Believe it or not, ten years after Lehman went bankrupt, all sorts of lawyers and other folks are still working on recovering assets and delivering it to the bond holders. So there’s not going to be anything for the equity holders, but I discovered much to my surprise and dismay that I still had an obligation to deliver the 68,000 shares that I had shorted of Lehman ten years earlier, that I could not close out the position.
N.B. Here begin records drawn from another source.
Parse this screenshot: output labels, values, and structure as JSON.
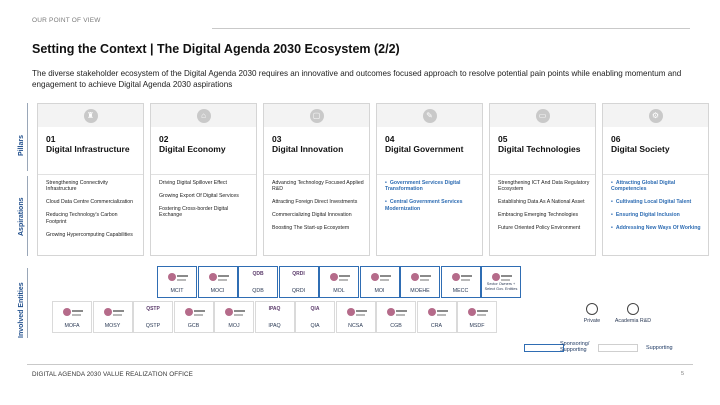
{
  "header": {
    "section_label": "OUR POINT OF VIEW"
  },
  "title": "Setting the Context | The Digital Agenda 2030 Ecosystem (2/2)",
  "subtitle": "The diverse stakeholder ecosystem of the Digital Agenda 2030 requires an innovative and outcomes focused approach to resolve potential pain points while enabling momentum and engagement to achieve Digital Agenda 2030 aspirations",
  "row_labels": {
    "pillars": "Pillars",
    "aspirations": "Aspirations",
    "entities": "Involved Entities"
  },
  "pillars": [
    {
      "num": "01",
      "name": "Digital Infrastructure",
      "icon": "infrastructure-icon",
      "style": "plain",
      "aspirations": [
        "Strengthening Connectivity Infrastructure",
        "Cloud Data Centre Commercialization",
        "Reducing Technology's Carbon Footprint",
        "Growing Hypercomputing Capabilities"
      ]
    },
    {
      "num": "02",
      "name": "Digital Economy",
      "icon": "economy-icon",
      "style": "plain",
      "aspirations": [
        "Driving Digital Spillover Effect",
        "Growing Export Of Digital Services",
        "Fostering Cross-border Digital Exchange"
      ]
    },
    {
      "num": "03",
      "name": "Digital Innovation",
      "icon": "innovation-icon",
      "style": "plain",
      "aspirations": [
        "Advancing Technology Focused Applied R&D",
        "Attracting Foreign Direct Investments",
        "Commercializing Digital Innovation",
        "Boosting The Start-up Ecosystem"
      ]
    },
    {
      "num": "04",
      "name": "Digital Government",
      "icon": "government-icon",
      "style": "blue",
      "aspirations": [
        "Government Services Digital Transformation",
        "Central Government Services Modernization"
      ]
    },
    {
      "num": "05",
      "name": "Digital Technologies",
      "icon": "technologies-icon",
      "style": "plain",
      "aspirations": [
        "Strengthening ICT And Data Regulatory Ecosystem",
        "Establishing Data As A National Asset",
        "Embracing Emerging Technologies",
        "Future Oriented Policy Environment"
      ]
    },
    {
      "num": "06",
      "name": "Digital Society",
      "icon": "society-icon",
      "style": "blue",
      "aspirations": [
        "Attracting Global Digital Competencies",
        "Cultivating Local Digital Talent",
        "Ensuring Digital Inclusion",
        "Addressing New Ways Of Working"
      ]
    }
  ],
  "entities_row1": [
    {
      "name": "MCIT",
      "logo": "crest"
    },
    {
      "name": "MOCI",
      "logo": "crest"
    },
    {
      "name": "QDB",
      "logo": "text",
      "logo_text": "QDB"
    },
    {
      "name": "QRDI",
      "logo": "text",
      "logo_text": "QRDI"
    },
    {
      "name": "MOL",
      "logo": "crest"
    },
    {
      "name": "MOI",
      "logo": "crest"
    },
    {
      "name": "MOEHE",
      "logo": "crest"
    },
    {
      "name": "MECC",
      "logo": "crest"
    },
    {
      "name": "Sector Owners + Select Gov. Entities",
      "logo": "crest",
      "small": true
    }
  ],
  "entities_row2": [
    {
      "name": "MOFA",
      "logo": "crest"
    },
    {
      "name": "MOSY",
      "logo": "crest"
    },
    {
      "name": "QSTP",
      "logo": "text",
      "logo_text": "QSTP"
    },
    {
      "name": "GCB",
      "logo": "crest"
    },
    {
      "name": "MOJ",
      "logo": "crest"
    },
    {
      "name": "IPAQ",
      "logo": "text",
      "logo_text": "IPAQ"
    },
    {
      "name": "QIA",
      "logo": "text",
      "logo_text": "QIA"
    },
    {
      "name": "NCSA",
      "logo": "crest"
    },
    {
      "name": "CGB",
      "logo": "crest"
    },
    {
      "name": "CRA",
      "logo": "crest"
    },
    {
      "name": "MSDF",
      "logo": "crest"
    }
  ],
  "other_entities": [
    {
      "name": "Private",
      "icon": "private-sector-icon"
    },
    {
      "name": "Academia R&D",
      "icon": "academia-icon"
    }
  ],
  "legend": {
    "sponsoring": "Sponsoring/ Supporting",
    "supporting": "Supporting"
  },
  "footer": {
    "text": "DIGITAL AGENDA 2030 VALUE REALIZATION OFFICE",
    "page": "5"
  }
}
And the standard in the industry is, even for a stock that doesn’t really exist anymore or trades refraction of a penny, I wasn’t able to buy it back because it doesn’t trade anymore. And so I’m required to hold $2.50 a share just in case this stock somehow comes back to life.

And so that’s $170,000 that I have, that I personally have now, have to keep at Goldman until the Lehman bankruptcy is complete. So it’s sort of a long and convoluted story, but the message to your listeners is that if you ever do engage in any shorting of any stocks, even if you have the most successful short ever, the company goes bankrupt, the stock goes to zero, you still must go buy the shares.

Generally, at that point, they’re trading on the pink sheets and bankruptcy, and you need to deliver them back to your broker and close out the position. You cannot just assume that because the company went bankrupt that you’re off the hook for buying them back and delivering them back to your prime broker.

In my case, I discovered was not the case and, as a result, I’m going to get my $170,000 back, but it sort of stinks that it’s tied up right now for another couple years.

Steve Pomeranz: Well, a lesson learned about assuming things and not, I guess, doing what you would normally do, which was just go out and buy the stock back.

Whitney Tilson: Yes, I wanted to delay paying the taxes honestly.

Steve Pomeranz: That’s what it was. [LAUGH]

Whitney Tilson: But I got too cute.

Steve Pomeranz: Yeah, my guest, Whitney Tilson, you can see why I’ve asked him to join me on the show, an interesting guy. You can Google him and see all the things that he is up and round doing.

And also his opinions and thoughts when he visits the Berkshire Hathaway annual meeting out in Omaha in May. If you have a question about what we just discussed, go to stevepomeranz.com. While you’re there, sign up for our weekly update and we will send you a weekly notice with all of the segments that we do on the show including this one.

Whitney, thanks so much for joining us.

Whitney Tilson: My pleasure, thanks for having me.